Week 4. Assignment - Student Survey

As a data science intern with newly learned knowledge in skills in statistical correlation and R programming,

you will analyze the results of a survey recently given to college students. You learn that the research question

being investigated is: "Is there a significant relationship between the amount of time spent reading and the

time spent watching television?" You are also interested if there are other significant relationships that can be

discovered? The survey data is located in this StudentSurvey.csv file.

a. Examine the Survey data variables.

1. What measurement is being used for the variables?

2. Explain what effect changing the measurement being used for the variables would have on

the covariance calculation.

3. Would this be a problem?

4. Explain and provide a better alternative if needed.

b. Choose the type of correlation test to perform:

1. Explain why you chose this test, m

2. Make a prediction if the test yields a positive or negative correlation?

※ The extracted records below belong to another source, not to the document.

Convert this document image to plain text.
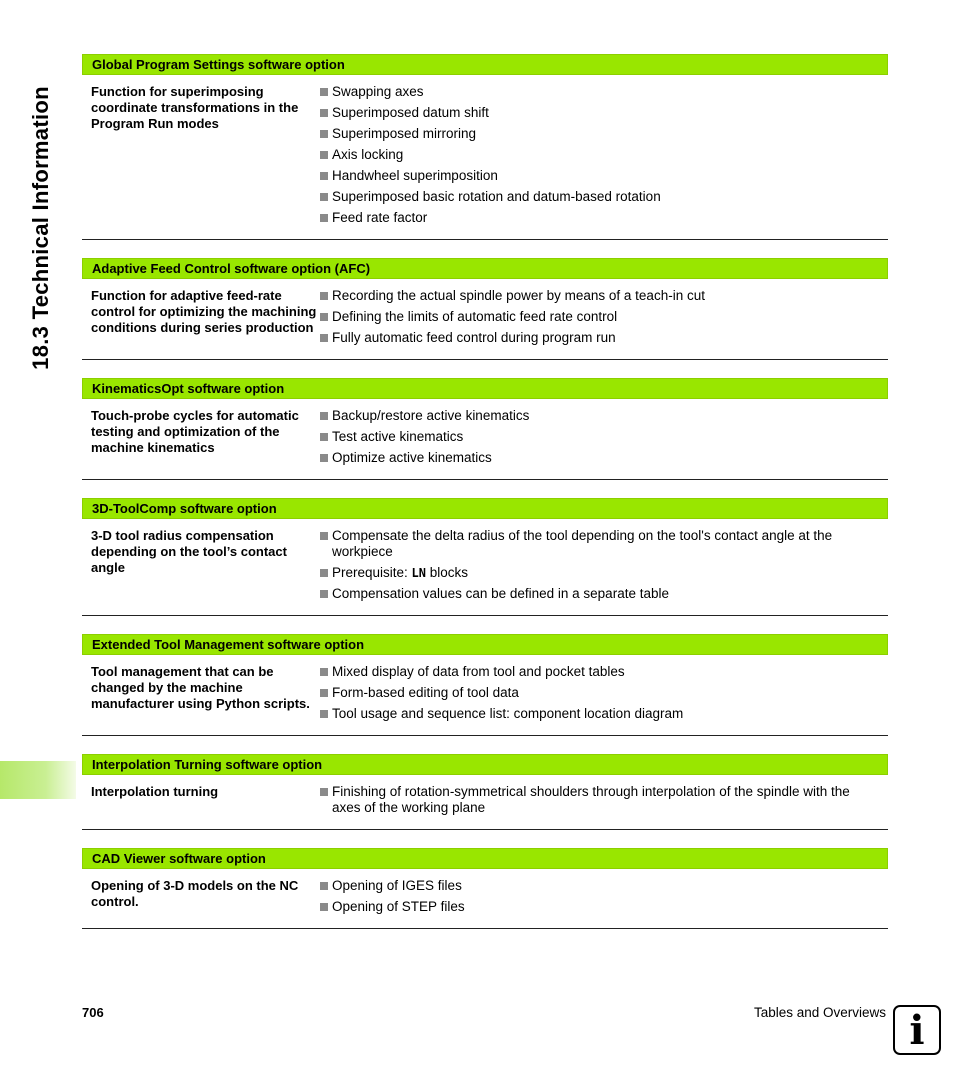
18.3 Technical Information
Global Program Settings software option
Function for superimposing coordinate transformations in the Program Run modes
Swapping axes
Superimposed datum shift
Superimposed mirroring
Axis locking
Handwheel superimposition
Superimposed basic rotation and datum-based rotation
Feed rate factor
Adaptive Feed Control software option (AFC)
Function for adaptive feed-rate control for optimizing the machining conditions during series production
Recording the actual spindle power by means of a teach-in cut
Defining the limits of automatic feed rate control
Fully automatic feed control during program run
KinematicsOpt software option
Touch-probe cycles for automatic testing and optimization of the machine kinematics
Backup/restore active kinematics
Test active kinematics
Optimize active kinematics
3D-ToolComp software option
3-D tool radius compensation depending on the tool’s contact angle
Compensate the delta radius of the tool depending on the tool's contact angle at the workpiece
Prerequisite: LN blocks
Compensation values can be defined in a separate table
Extended Tool Management software option
Tool management that can be changed by the machine manufacturer using Python scripts.
Mixed display of data from tool and pocket tables
Form-based editing of tool data
Tool usage and sequence list: component location diagram
Interpolation Turning software option
Interpolation turning	Finishing of rotation-symmetrical shoulders through interpolation of the spindle with the axes of the working plane
CAD Viewer software option
Opening of 3-D models on the NC control.
Opening of IGES files
Opening of STEP files
706	Tables and Overviews i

c. Perform a correlation analysis of:

1. All variables

2. A single correlation between two a pair of the variables

3. Repeat your correlation test in step 2 but set the confidence interval at 99%

4. Describe what the calculations in the correlation matrix suggest about the relationship

between the variables. Be specific with your explanation.

d. Calculate the correlation coefficient and the coefficient of determination, describe what you

conclude about the results.

e. Based on your analysis can you say that watching more TV caused students to read less? Explain.

f. Pick three variables and perform a partial correlation, documenting which variable you are

"controlling". Explain how this changes your interpretation and explanation of the results.

Include all of your answers in a R Markdown report. Refer to the example template presented as a guide.